U.S. Announces Withhold Release Order on Certain Chinese Cotton Products, Tech Components
The Trump Administration officially announced action against Chinese imports of certain apparel, technology and hair products, citing human rights abuses in China’s Xinjiang region.
As we reported previously when this was speculation, the measure will allow U.S. Customs and Border Protection agents to detain and “partially destroy” products produced by flagged companies.
The announcement differs slightly from the rumors last week, however. Originally, reports claimed that the U.S. could more strictly limit cotton products made in Xinjiang, which likely would trigger retaliation from Beijing and throw a major monkey wrench into the U.S. apparel sector as well.
BREAKING: U.S. bans cotton, hair products, computer components, and some textiles from China's Xinjiang province over forced labor issues. pic.twitter.com/nUaW3WshEW
— CNBC Now (@CNBCnow) September 14, 2020
A Department of Homeland Security official told the New York Times that the cotton measures are still “undergoing further legal analysis,” and that more news will come out soon.
Sources close to the matter told Reuters that Trump Administration officials, such as Treasury Secretary Steven Mnuchin, U.S. Trade Representative Robert Lighthizer and Agriculture Secretary Sonny Purdue voiced their concerns over the more sweeping cotton bans and the potential fallout on the U.S. economy.
For now, the “withhold release order” pertains to products produced at the Lop County No. 4 Vocational Skills Education and Training Center in Xinjiang, which CBP said provides prison labor to nearby manufacturing facilities.
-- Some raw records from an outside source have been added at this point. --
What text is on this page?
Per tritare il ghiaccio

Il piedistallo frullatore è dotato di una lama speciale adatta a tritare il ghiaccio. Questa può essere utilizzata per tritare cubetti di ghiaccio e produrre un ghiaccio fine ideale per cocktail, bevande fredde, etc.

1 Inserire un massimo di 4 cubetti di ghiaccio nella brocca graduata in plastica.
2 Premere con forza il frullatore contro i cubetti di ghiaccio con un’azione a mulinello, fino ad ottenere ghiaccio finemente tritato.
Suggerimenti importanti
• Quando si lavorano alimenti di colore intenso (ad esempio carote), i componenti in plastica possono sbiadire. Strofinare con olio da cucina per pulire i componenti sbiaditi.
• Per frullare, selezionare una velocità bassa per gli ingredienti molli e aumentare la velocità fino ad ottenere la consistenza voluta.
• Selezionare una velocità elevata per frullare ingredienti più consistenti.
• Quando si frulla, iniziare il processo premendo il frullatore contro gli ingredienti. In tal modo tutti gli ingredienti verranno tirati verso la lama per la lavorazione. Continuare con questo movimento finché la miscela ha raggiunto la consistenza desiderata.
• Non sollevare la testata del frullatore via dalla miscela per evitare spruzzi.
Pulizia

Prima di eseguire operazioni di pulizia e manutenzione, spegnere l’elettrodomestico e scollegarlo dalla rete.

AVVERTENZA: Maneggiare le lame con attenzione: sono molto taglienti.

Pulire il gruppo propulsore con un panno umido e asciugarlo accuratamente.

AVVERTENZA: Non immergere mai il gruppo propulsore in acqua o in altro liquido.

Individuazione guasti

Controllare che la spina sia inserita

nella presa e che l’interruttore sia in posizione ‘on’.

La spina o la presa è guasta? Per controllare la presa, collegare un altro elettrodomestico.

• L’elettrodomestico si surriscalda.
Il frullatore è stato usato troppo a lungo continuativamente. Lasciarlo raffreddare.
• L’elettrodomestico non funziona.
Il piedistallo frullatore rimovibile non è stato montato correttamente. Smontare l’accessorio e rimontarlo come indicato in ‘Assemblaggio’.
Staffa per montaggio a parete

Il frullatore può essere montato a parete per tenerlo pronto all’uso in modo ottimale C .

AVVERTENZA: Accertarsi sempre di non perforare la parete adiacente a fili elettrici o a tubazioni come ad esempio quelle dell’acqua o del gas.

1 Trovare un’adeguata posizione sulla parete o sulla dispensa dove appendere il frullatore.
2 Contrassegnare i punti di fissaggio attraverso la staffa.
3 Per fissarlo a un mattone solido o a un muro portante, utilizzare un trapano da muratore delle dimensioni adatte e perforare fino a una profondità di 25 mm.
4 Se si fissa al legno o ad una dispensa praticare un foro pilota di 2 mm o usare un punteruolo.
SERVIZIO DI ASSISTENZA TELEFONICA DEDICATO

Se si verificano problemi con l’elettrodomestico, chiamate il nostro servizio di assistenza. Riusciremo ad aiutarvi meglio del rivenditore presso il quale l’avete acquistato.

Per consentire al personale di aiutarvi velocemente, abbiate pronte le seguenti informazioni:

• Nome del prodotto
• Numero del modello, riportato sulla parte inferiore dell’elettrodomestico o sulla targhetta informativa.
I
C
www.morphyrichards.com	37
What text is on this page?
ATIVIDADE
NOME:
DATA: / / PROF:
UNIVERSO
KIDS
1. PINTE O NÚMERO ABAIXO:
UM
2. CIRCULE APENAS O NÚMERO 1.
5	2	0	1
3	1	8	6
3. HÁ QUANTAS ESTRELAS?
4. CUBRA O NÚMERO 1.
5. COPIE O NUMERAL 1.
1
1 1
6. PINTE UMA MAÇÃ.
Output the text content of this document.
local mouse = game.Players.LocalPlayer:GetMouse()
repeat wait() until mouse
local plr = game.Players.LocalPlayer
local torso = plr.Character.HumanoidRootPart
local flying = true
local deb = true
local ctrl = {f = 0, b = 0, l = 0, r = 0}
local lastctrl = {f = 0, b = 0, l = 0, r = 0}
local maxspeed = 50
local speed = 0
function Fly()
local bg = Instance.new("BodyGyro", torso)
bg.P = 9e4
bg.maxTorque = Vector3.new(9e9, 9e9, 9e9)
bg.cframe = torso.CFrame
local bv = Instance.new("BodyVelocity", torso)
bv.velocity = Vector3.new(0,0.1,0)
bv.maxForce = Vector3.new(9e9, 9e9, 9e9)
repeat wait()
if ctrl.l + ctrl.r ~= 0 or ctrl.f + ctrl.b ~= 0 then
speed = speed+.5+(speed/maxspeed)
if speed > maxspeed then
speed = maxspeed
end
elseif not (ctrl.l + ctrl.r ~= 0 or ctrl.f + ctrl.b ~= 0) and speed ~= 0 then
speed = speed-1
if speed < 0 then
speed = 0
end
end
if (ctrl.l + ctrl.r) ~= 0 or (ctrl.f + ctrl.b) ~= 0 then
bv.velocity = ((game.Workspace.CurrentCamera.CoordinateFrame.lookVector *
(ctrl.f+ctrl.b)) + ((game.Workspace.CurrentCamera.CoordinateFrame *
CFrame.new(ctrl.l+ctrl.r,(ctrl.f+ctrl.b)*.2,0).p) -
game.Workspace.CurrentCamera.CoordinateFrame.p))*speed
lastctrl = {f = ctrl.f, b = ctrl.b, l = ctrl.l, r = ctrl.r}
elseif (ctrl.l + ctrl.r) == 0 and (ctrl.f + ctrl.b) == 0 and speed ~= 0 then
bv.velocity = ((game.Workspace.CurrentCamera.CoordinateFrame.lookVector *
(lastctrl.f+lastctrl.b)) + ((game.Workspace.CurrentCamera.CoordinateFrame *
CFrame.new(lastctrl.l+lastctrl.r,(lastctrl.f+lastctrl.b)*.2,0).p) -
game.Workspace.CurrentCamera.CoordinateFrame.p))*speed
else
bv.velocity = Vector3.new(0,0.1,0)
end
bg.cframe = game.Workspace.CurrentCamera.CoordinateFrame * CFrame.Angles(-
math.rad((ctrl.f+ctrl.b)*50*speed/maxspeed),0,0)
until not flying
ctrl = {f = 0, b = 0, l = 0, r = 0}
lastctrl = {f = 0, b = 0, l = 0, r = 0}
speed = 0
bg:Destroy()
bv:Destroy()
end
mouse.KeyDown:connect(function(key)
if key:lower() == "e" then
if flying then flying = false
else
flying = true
It also puts a stop to products produced by Hefei Bitland Information Technology Co Ltd., which in the past has reportedly made computer components for companies as large as HP.
Most notably, this is a problem for the region’s Uighur Muslim minority group, many of whom have been subject to displacement, forced labor, imprisonment and “re-education” practices.
“The system of forced labor is so extensive that there is reason to believe that most cotton-based products linked to the Uighur Region are a product wholly or in part of forced labor,” a petition to CBP from AFL-CIO and Uighur Human Rights Project said.
“These extraordinary human rights violations demand and extraordinary response,” Kenneth T. Cuccinelli II, acting deputy secretary of Homeland Security,” told the Times. “This is modern-day slavery.”
As predicted, the move did incite a response from Beijing, which had historically never taken any trade attack from the U.S. sitting down. A spokesperson for China’s foreign ministry said that the U.S.’s decision would negatively impact global supply chains, and also denied the use of forced labor in Xinjiang facilities.
“This fully exposes the hypocritical faces and sinister intentions of those in the U.S. hoping to curb Xinjiang’s development and progress, and sow Chinese ethnic dissension,” the spokesperson said.
Xinjiang is the epicenter of China’s cotton industry, and companies like Uniqlo, Lacoste, Ralph Lauren, Tommy Hilfiger and Hugo Boss have all used Xinjiang cotton. There was also speculation that Apple had sourced employee uniforms from facilities engaging in human rights-violating manufacturing practices.
Again, this is not an outright ban on Chinese products. Under the withhold release order, Chinese companies importing cotton and other products need to provide proof to U.S. officials that their products were not made with forced labor. This can be done through an audit of manufacturing facilities. If they can’t prove that the products were made ethically, the product is either sent back or seized by CBP.
Given Xinjiang’s place in Chinese cotton exports, however, this will no doubt make a difference. If China does retaliate, too, it could impact U.S. exports. But, for the time being, it’s not as sweeping as once believed.
Though, as we saw with the tariffs and ongoing trade war, economic spats with China can ratchet up quickly.